Contemporary US Fiction
Overview
- Credit value: 30 credits at Level 7
- Convenor: Professor Joseph Brooker (subject to change)
- Assessment: a 5000-word essay (100%)
Module description
In this module we will consider the fortunes of fiction in the US since the early 1990s. A persistent theme will be the role or relevance of fiction: the question of what cultural importance and interpretive capacity it has retained in relation to American society, during a period when the US seemed to reach the peak of its global power. The novel form has been the main focus for such discussions, but we will also consider short stories - a form to which American writers have repeatedly turned - as well as non-fictional reportage that might nonetheless be touched by the process of fictionalisation.
Questions likely to recur through the module include:
- Does the novel have a role to play in contemporary America? Can it act as political prophecy or commentary?
- How has US fiction been marked by the recent concern with trauma and mourning?
- Has the short story form allowed US writers to achieve different goals from the novel?
- How have US writers used genre, like the Western or the detective story?
- With what terms can we describe the stylistic differences between writers in this period?
- Are traditional notions of character, narrative, even the moral vocation of fiction, outmoded or still vital in addressing US fiction this century?
- Have recent US writers encountered the limits of irony? Can irony coexist with earnestness?

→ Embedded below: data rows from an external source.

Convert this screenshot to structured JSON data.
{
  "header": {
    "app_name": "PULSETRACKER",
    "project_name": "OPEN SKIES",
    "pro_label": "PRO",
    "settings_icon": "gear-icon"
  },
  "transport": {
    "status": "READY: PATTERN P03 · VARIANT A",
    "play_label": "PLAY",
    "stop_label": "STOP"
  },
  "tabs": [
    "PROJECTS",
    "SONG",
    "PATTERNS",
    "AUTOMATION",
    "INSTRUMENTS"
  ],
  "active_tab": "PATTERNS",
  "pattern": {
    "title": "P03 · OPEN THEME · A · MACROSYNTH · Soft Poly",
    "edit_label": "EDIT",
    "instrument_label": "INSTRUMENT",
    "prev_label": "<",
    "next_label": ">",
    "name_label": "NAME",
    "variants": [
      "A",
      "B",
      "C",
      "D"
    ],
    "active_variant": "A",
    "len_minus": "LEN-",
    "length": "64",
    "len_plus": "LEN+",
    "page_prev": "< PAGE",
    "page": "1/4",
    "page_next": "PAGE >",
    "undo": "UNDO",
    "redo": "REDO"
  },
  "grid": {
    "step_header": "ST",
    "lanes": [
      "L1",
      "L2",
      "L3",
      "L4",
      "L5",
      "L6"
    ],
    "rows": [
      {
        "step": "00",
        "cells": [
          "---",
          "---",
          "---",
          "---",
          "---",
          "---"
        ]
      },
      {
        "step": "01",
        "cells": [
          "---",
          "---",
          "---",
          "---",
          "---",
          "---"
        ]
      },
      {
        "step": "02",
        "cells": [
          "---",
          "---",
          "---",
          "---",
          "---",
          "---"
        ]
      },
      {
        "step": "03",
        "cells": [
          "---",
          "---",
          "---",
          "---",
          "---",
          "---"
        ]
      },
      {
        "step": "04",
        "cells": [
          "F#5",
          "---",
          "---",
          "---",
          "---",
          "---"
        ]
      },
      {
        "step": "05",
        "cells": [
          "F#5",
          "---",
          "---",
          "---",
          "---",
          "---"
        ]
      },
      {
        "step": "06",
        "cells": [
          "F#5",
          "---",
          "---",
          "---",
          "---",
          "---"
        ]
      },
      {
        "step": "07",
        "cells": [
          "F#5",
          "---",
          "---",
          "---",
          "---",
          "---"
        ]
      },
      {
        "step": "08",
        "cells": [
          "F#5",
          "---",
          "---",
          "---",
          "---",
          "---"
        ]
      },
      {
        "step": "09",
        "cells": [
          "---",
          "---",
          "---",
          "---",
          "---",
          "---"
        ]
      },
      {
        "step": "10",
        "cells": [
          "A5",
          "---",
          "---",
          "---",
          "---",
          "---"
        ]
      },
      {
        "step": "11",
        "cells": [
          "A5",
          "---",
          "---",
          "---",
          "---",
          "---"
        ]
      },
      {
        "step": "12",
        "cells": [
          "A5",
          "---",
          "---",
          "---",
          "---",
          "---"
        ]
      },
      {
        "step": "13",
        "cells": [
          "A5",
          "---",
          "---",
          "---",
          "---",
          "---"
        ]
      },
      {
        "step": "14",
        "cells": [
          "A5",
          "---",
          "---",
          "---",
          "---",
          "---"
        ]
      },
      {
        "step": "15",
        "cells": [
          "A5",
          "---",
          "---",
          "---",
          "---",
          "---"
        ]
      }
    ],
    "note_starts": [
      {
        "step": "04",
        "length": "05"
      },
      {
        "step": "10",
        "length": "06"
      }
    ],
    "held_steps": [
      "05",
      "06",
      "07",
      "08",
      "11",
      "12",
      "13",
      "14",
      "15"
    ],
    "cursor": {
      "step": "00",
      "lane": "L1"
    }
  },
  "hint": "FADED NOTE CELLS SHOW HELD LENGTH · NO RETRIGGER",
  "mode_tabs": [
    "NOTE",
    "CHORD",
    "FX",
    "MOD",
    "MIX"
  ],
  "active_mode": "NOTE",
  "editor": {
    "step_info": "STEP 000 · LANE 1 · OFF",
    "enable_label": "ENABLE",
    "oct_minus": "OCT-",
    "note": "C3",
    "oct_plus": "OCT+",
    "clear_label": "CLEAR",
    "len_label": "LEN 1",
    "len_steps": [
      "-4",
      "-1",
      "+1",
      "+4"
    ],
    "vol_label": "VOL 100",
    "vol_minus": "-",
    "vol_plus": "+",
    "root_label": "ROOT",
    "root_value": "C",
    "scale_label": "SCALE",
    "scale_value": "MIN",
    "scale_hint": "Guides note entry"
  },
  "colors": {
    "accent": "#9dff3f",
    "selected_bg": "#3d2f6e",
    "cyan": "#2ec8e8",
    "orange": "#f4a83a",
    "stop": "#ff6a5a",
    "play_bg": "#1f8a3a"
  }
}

- Have writers been successful in bringing us news of the contemporary? Can a novel contain ‘too much information’?
With some of the most recent fictional texts listed below, academic criticism so far is minimal; our own work on the texts will be among the first such critical engagement. But reviews and author profiles in the media can give some background, and texts can be considered in the light of broader issues discussed in existing academic works (narrative, trauma, genre, the short story…).